Direito, emoções e moralidades: experiências judiciais de empregadas domésticas migrantes na Espanha
Autoria: Sílvia Bofill-Poch
Autoria: Esta comunicação faz parte de um estudo mais amplo sobre o acesso à justiça para mulheres imigrantes na Espanha que trabalham no setor do emprego doméstico. Analisamos como a falta de proteção jurídica sofrida pelas trabalhadoras em termos de emprego se estende à esfera judicial, violando o direito fundamental de acesso à justiça.

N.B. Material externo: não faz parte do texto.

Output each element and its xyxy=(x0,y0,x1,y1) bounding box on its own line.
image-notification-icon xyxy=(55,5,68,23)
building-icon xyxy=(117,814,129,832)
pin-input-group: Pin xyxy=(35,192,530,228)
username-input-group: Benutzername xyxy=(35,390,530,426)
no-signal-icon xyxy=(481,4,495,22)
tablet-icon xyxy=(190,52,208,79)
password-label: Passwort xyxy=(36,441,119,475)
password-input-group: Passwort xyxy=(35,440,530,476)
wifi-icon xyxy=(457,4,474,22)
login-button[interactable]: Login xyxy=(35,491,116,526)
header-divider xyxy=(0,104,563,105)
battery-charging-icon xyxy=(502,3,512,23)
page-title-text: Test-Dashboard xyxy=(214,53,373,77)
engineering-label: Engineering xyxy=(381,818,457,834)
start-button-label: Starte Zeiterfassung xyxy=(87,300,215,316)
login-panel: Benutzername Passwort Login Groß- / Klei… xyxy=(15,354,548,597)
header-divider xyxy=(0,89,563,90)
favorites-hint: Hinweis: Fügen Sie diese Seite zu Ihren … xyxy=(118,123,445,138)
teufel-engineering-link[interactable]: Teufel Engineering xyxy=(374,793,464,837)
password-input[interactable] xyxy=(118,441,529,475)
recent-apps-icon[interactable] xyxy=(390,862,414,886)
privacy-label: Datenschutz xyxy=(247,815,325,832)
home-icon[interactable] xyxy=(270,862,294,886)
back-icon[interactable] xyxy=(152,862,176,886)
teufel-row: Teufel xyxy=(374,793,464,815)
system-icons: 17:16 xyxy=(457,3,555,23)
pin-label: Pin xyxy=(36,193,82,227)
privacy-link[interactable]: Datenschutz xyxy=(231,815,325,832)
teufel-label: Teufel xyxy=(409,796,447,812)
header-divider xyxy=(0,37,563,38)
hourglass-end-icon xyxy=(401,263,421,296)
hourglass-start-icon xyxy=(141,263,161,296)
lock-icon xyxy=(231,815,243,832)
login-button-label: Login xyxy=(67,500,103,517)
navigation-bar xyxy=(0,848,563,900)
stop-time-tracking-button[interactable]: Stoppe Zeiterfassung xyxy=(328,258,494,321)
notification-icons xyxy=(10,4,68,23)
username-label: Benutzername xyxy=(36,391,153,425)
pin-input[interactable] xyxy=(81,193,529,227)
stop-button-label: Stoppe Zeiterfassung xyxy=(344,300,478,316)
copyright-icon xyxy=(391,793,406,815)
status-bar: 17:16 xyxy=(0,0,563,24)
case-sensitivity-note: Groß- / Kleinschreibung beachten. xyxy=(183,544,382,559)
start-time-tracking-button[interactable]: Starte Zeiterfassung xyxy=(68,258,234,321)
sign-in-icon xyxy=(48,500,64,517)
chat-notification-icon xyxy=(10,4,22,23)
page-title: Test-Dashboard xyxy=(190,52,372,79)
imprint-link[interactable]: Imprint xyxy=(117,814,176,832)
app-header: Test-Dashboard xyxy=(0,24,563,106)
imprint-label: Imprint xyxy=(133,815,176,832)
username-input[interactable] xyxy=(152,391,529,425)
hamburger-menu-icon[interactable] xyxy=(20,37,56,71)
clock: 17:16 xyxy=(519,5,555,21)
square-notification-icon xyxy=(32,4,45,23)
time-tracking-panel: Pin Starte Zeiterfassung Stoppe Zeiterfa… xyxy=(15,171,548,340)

Na linha dos recentes trabalhos antropológicos sobre litígios judiciais que analisam a articulação entre as dimensões jurídica e moral da lei, mostramos os pressupostos morais que estão subjacentes às narrativas judiciais, bem como os antecedentes socioculturais (preconceitos, estereótipos...) que influenciam a práxis judicial. Aqui a linguagem das emoções mostra-se muito relevante para iluminar a dinâmica de exclusão a que as trabalhadoras estão sujeitas, bem como as estruturas desiguais que sustentam o sistema de cuidados.